Wednesday, June 26, 2013

Reflecting on the DOMA ruling today

When I came out to myself almost a full decade ago, I had resigned myself to the notion that there were some things in life which were never going to happen for me. There were things which I would never have and dreams I had to quell because of who I was, and what that legally meant here in the United States, let alone also serving in the military. It was a part of me I had parted with, which I saw as necessary in order to move forward with my life. It was my rearranging of the reality I constructed. Because of who I was, my religious identity changed because my being queer was seen as an abomination and a sin. I could not get married because that was something hetero folk did. Marriage was something which, looking back on now, I had subconsciously discarded. It was not something I was ever going to do.
I loosely followed the debate on the "Defense of Marriage Act (DOMA)", as well as "Don't Ask Don't Tell (DADT)". I felt the acute sting of betrayal when the first repeal of DADT failed, and elated when it finally was repealed. I knew that the Supreme Court was going to rule on DOMA this year after the knockout drag-out fight over California's discriminatory "Proposition 8 (Prop 8)". I knew that equal rights were something which was happening in small but important steps across the nation. That every year, and every election, there were small victories. Iowa was kind of surprising. Then eventually Washington State. But there was the challenge taken up to the Supreme Court. They ruled this morning that portions of DOMA were unconstitutional. There was in that ruling happiness that they did something which gave more rights to people who did not have them. There is irony in that they took some voting rights away just the day prior. But here was a federal path forward toward equality. Like Loving v Virginia, and the Civil Rights Act of 1964, here was another landmark ruling. I celebrated along with the hundreds of friends too elated by the ruling. And then it hit me. There is the possibility of if I fall in love with someone, and want to spend my life with him I can in the future get married. I was so overcome with emotion, it was like reuniting with a someone who I had thought dead, mourned, and missed brought back from the dead. I was paralyzed, weeping, and contrary to my countenance so overcome with happiness psychologically, and biologically, I had no clue how to react. I'm still grappling with the notion. A door I thought closed, and bricked over was all of a sudden open once again.

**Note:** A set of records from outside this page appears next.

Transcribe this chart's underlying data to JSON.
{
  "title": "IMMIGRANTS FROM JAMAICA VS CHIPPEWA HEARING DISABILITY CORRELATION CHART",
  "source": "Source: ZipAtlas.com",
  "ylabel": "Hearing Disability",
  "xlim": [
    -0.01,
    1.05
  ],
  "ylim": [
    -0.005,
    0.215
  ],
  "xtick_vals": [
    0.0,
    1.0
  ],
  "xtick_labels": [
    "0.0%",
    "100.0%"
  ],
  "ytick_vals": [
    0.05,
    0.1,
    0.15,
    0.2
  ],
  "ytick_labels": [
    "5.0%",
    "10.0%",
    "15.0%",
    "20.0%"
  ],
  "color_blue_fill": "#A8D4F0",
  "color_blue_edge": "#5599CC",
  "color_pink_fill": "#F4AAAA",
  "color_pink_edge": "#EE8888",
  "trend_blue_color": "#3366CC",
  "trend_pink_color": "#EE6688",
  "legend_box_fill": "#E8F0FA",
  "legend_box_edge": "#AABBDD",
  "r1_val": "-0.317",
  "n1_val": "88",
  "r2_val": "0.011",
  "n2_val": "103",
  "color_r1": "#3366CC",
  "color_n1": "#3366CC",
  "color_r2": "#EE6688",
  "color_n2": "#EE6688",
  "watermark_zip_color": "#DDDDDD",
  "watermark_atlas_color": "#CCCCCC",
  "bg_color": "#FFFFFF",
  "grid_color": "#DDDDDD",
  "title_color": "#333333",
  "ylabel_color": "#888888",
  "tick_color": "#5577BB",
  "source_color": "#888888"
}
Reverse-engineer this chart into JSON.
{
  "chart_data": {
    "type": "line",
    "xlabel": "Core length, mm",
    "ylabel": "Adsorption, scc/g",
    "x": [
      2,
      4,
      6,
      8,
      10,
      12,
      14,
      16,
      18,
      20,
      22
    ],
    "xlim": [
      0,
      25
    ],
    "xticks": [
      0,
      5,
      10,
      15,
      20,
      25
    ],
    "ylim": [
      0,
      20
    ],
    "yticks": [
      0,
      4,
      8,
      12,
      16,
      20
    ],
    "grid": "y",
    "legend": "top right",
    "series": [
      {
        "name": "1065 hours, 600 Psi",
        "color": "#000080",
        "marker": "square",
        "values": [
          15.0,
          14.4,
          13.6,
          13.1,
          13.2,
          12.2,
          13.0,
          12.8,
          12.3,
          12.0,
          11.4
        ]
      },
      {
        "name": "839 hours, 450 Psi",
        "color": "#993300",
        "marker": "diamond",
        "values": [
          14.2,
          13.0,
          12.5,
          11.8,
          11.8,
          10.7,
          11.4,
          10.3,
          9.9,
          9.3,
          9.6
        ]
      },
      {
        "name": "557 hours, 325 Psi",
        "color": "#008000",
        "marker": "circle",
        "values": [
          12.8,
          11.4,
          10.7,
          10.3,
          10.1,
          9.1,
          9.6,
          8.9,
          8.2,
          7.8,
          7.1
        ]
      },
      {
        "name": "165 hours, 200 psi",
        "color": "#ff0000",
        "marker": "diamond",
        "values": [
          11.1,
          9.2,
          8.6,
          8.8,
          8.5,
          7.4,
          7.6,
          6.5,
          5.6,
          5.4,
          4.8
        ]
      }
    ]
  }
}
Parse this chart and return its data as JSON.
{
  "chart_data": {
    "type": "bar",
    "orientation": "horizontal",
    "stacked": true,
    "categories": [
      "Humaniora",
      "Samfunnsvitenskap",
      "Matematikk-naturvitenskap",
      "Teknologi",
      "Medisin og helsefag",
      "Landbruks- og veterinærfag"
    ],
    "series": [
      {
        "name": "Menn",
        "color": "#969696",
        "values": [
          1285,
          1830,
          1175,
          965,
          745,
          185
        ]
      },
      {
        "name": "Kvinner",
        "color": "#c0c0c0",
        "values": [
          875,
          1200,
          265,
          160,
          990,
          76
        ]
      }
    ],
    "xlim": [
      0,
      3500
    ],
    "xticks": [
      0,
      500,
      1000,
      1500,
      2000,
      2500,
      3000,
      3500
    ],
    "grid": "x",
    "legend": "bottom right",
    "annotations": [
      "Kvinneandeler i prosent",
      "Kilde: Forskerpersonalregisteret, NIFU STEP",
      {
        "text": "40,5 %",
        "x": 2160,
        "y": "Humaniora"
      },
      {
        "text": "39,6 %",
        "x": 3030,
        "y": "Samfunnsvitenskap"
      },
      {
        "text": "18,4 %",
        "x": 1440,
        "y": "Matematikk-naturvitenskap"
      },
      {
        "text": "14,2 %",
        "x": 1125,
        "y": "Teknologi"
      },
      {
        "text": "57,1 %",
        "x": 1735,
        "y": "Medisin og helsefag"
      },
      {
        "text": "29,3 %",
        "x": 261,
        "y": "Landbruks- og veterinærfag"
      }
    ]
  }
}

There is still a great deal of work to do. There are several states for which the ruling changes nothing for same-sex couples who wish to marry the one they love. There is still a tremendous and arduous fight for transgender rights both nationally, and for the military. In Illinois because there is no recognition of same-sex marriage, the ruling on DOMA is essentially meaningless. But the fact that it happened, is a monumental step in the right direction.